I think the reason is the strange timing behaviour of the chip. The MAX6954 expects the CLK to be low before CS goes low but afterwards the CLK should be high before CS goes high (see it's datasheet). That's just strange. I attached a measurement done with my Open Bench Logic Sniffer logic analyzer. It shows the behaviour of the code above. It reveals that the CLK is low when when CS changes to low as well as when CS changes to high as you would expect for a normal SPI device.

I don't want to implement the device using bit-banging. I'll check out the MAX6955 (which doesn't come as DIP :frowning: ) and try to use its I2C bus.

I don't understand how Anthony DiGirolamo got it working with the Arduino (see [1] and [2]) (without implementing bit-banging mode!).

Here are links to similar problems: A discussion also describing the timing problem and some PIC code for the MAX6954 obviously also non-working.

SPI-Bus-MAX6954_0x07-0x01.png

pklaus:
Hi everyone! I was also trying to get the MAX6954 working on the Arduino. Especially on the Arduino Due. To me it seems to be impossible with the builtin SPI routines. In the following example, the very first command being sent is fine (switching on the display test mode) but the next one is not accepted anymore:

#include <SPI.h>

// SPI on Arduino Due:   MOSI    MISO    SCK     SS
//                       ICSP-4  ICSP-1  ICSP-3  4,10,52
#define CS   52

void setup() {
 SPI.begin(CS);
 SPI.setClockDivider(CS, 84);
 SPI.setBitOrder(MSBFIRST);
 SPI.setDataMode(SPI_MODE0);
 
 // Enabling Display Test Mode
 SPI.transfer(CS, 0x07, SPI_CONTINUE);
 SPI.transfer(CS, 0x01);

// Disabling Display Test Mode
 SPI.transfer(CS, 0x07, SPI_CONTINUE);
 SPI.transfer(CS, 0x00);
}

void loop() {
}




I think the reason is the strange timing behaviour of the chip. The MAX6954 expects the CLK to be low before CS goes low but afterwards the CLK should be high before CS goes high (see it's datasheet). That's just strange. I attached a measurement done with my *Open Bench Logic Sniffer* logic analyzer. It shows the behaviour of the code above. It reveals that the CLK is low when when CS changes to low as well as when CS changes to high as you would expect for a normal SPI device.

I don't want to implement the device using bit-banging. I'll check out the MAX6955 (which doesn't come as DIP :( ) and try to use its I2C bus.

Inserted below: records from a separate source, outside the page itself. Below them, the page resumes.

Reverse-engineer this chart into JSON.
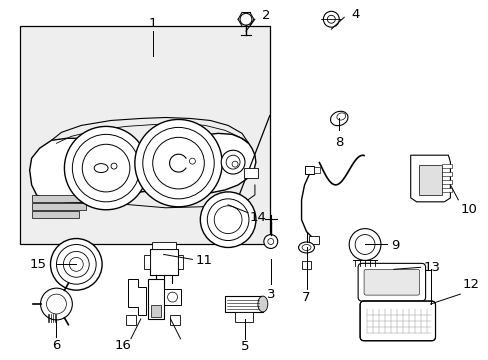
{
  "bg_color": "#ffffff",
  "fig_width": 4.89,
  "fig_height": 3.6,
  "dpi": 100,
  "line_color": "#000000",
  "text_color": "#000000",
  "gray_fill": "#d8d8d8",
  "light_gray": "#eeeeee"
}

I don't understand how [Anthony DiGirolamo](https://gist.github.com/AnthonyDiGirolamo) got it working with the Arduino (see [[1]](https://gist.github.com/AnthonyDiGirolamo/1176125) and [[2]](http://anthonydigirolamo.github.io/blog/2013/02/13/lights-out-box/)) (without implementing bit-banging mode!).

Here are links to similar problems: [A discussion also describing the timing problem](http://digital-diy.com/forum/electronics-projects/spi-help-and-advice-needed-t103.html) and [some PIC code for the MAX6954 obviously also non-working](http://www.mikroe.com/forum/viewtopic.php?f=147&t=54618).

Did you get any further with this? I am tearing my hair out with this damn chip. I to cannot understand how Anthony got his project to work perfectly? I cannot get anything displayed at all on my test breadboard (1 chip , 2 16 segment alpha digits). I have tried using the hardware serial SPI approach and creating a software approach.